«Добб умер, так поступил бы я с ним, если бы не боялся суда. И я смотрел бы сверху, как исчезает с криком в пустоте это бодрое, любимое тело. Я все равно что видел. Вот мое черное счастье; его цвет будет носить Конхита. Я зол, зол, зол; его смерть сладка».
Слова эти, эти мысли мешались с кроткими словами любви. Он не понимал, как ласка, которой было полно его существо, и светлая грусть о недоступной душе, и мольба к ней – могут вместить зло. Он думал и не испытывал торжества.
II
Войдя в свое помещение, Фицрой понял, что среди этой полупоходной обстановки, оставшейся совершенно нетронутой, тоже исчезло навсегда нечто, – как будто умерла часть прежнего впечатления. Скоро он понял, что умерло: «приход Добба», – Добб более не придет сюда. Он не придет также к жене и матери. Первый раз в жизни он чувствовал, как много исчезает вокруг с исчезновением человека, составлявшего часть жизни, хотя бы и ненавистную часть. Думая о Доббе, он видел безмолвную пустоту везде, где в его мысли мог жить и быть Добб: в горах, шахтах, перед собой и всюду, о чем он думал, как о месте, связанном с фигурой приятеля.
Зная, что никто не увидит его, и если увидит, то никогда не постигнет той смеси презрения и вызова по отношению к самому себе, – не ощутит пружины движения, заставившего подойти к зеркалу, – Фицрой остановился перед стеклом и быстро заглянул в собственные глаза. Даже видя лицо, ему было трудно поместить внутренний мир свой в черты зеркального двойника, – черты были красивы и грустны. Бледность и загар смешались в этом лице с ясностью прозрачных сумерек; выражение не было ни подлым, ни хитрым, лишь в глазах тронулось и исчезло нечто подобное мгновенно вильнувшему хвосту лисы. «Это мое лицо. Я зол. Я жесток. Я рад».
– Мой рад, масса, – сказал негр, внося кофейник. – Твой приехал, не захворал.
– Рад? – переспросил Фицрой, хмурясь и вглядываясь в него.

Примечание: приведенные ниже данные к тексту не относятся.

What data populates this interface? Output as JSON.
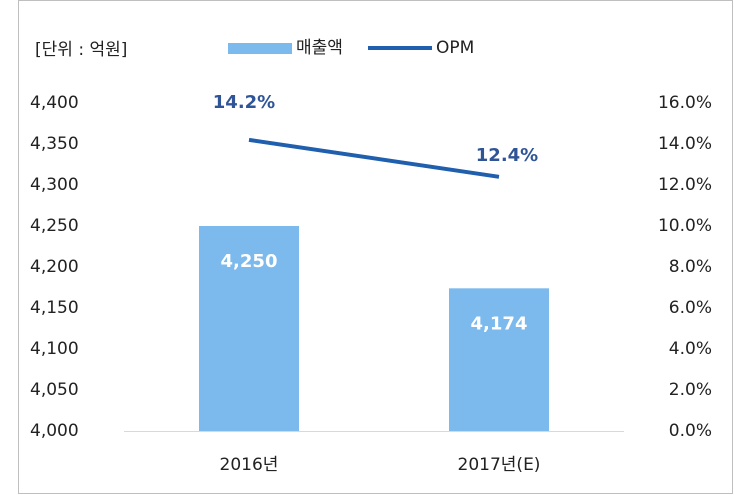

– Очень рада, был хорошо здоров.
– Ты врешь, черная собака, – сказал Фицрой, вдруг посинев от злобы и тоски.
Негр, съежившись, отступил. Его жалобно оскаленный рот и сморщенные от страха глаза еще более обозлили Фицроя.

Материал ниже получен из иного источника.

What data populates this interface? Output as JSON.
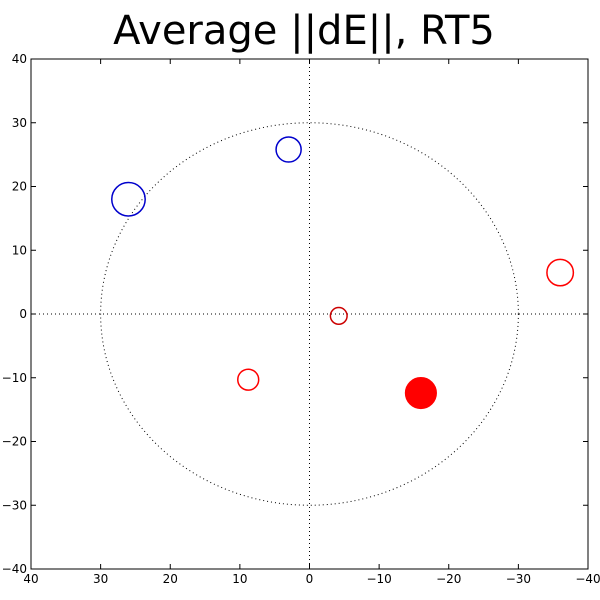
{
  "chart_data": {
    "type": "scatter",
    "title": "Average ||dE||, RT5",
    "xlabel": "",
    "ylabel": "",
    "xlim": [
      40,
      -40
    ],
    "ylim": [
      -40,
      40
    ],
    "x_inverted": true,
    "xticks": [
      40,
      30,
      20,
      10,
      0,
      -10,
      -20,
      -30,
      -40
    ],
    "yticks": [
      40,
      30,
      20,
      10,
      0,
      -10,
      -20,
      -30,
      -40
    ],
    "xtick_labels": [
      "40",
      "30",
      "20",
      "10",
      "0",
      "−10",
      "−20",
      "−30",
      "−40"
    ],
    "ytick_labels": [
      "40",
      "30",
      "20",
      "10",
      "0",
      "−10",
      "−20",
      "−30",
      "−40"
    ],
    "grid": false,
    "reference_circle": {
      "radius": 30,
      "style": "dotted"
    },
    "reference_lines": {
      "x": 0,
      "y": 0,
      "style": "dotted"
    },
    "points": [
      {
        "x": 26,
        "y": 18,
        "size": 2.4,
        "color": "#0000cc",
        "filled": false
      },
      {
        "x": 3,
        "y": 25.8,
        "size": 1.8,
        "color": "#0000cc",
        "filled": false
      },
      {
        "x": -36,
        "y": 6.5,
        "size": 1.9,
        "color": "#ff0000",
        "filled": false
      },
      {
        "x": -4.2,
        "y": -0.3,
        "size": 1.2,
        "color": "#cc0000",
        "filled": false
      },
      {
        "x": 8.8,
        "y": -10.3,
        "size": 1.5,
        "color": "#ff0000",
        "filled": false
      },
      {
        "x": -16,
        "y": -12.4,
        "size": 2.2,
        "color": "#ff0000",
        "filled": true
      }
    ]
  }
}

– Лжешь, – повторил он. – Ты был бы рад, если бы я валялся в пыли и гнили.
– Уфф! – сказал негр, пятясь. – Масса больной. Твой пьет кофей, горячий; хороша будет.
Фицрой рассеянно отвернулся. «Все мы говорим так», – пробормотал он. Затем прошло несколько минут в тупом и горьком недоумении перед лицом жизни, которую он любил так нежно и тяжело. Кофе, как показалось ему, отзывался железом. Он нехотя выпил полстакана, затем отправился к вдове Добба.
У колодца ему пересек дорогу Энох Твиль, махая рукой. Он бежал, но перейдя в шаг и поздоровавшись, дышал не чаще, чем мы, когда встаем со стула. От легкой фигуры старика веяло сродством с движением и горами. Седые волосы, подстриженные на его крутом лбу, окружали ввалившееся, с острым носом, лицо косматым четырехугольником, прищуренные желтые глаза блестели шестьюдесятью годами солнца и ветра. Он был в темном жилете поверх красной блузы и остроконечной шапке из рыжей белки. Догнав Фицроя, Твиль остановился и, прижав локтем ружье, с которым не расставался, стал закуривать папиросу. Взгляд его исподлобья не покидал глаз Фицроя.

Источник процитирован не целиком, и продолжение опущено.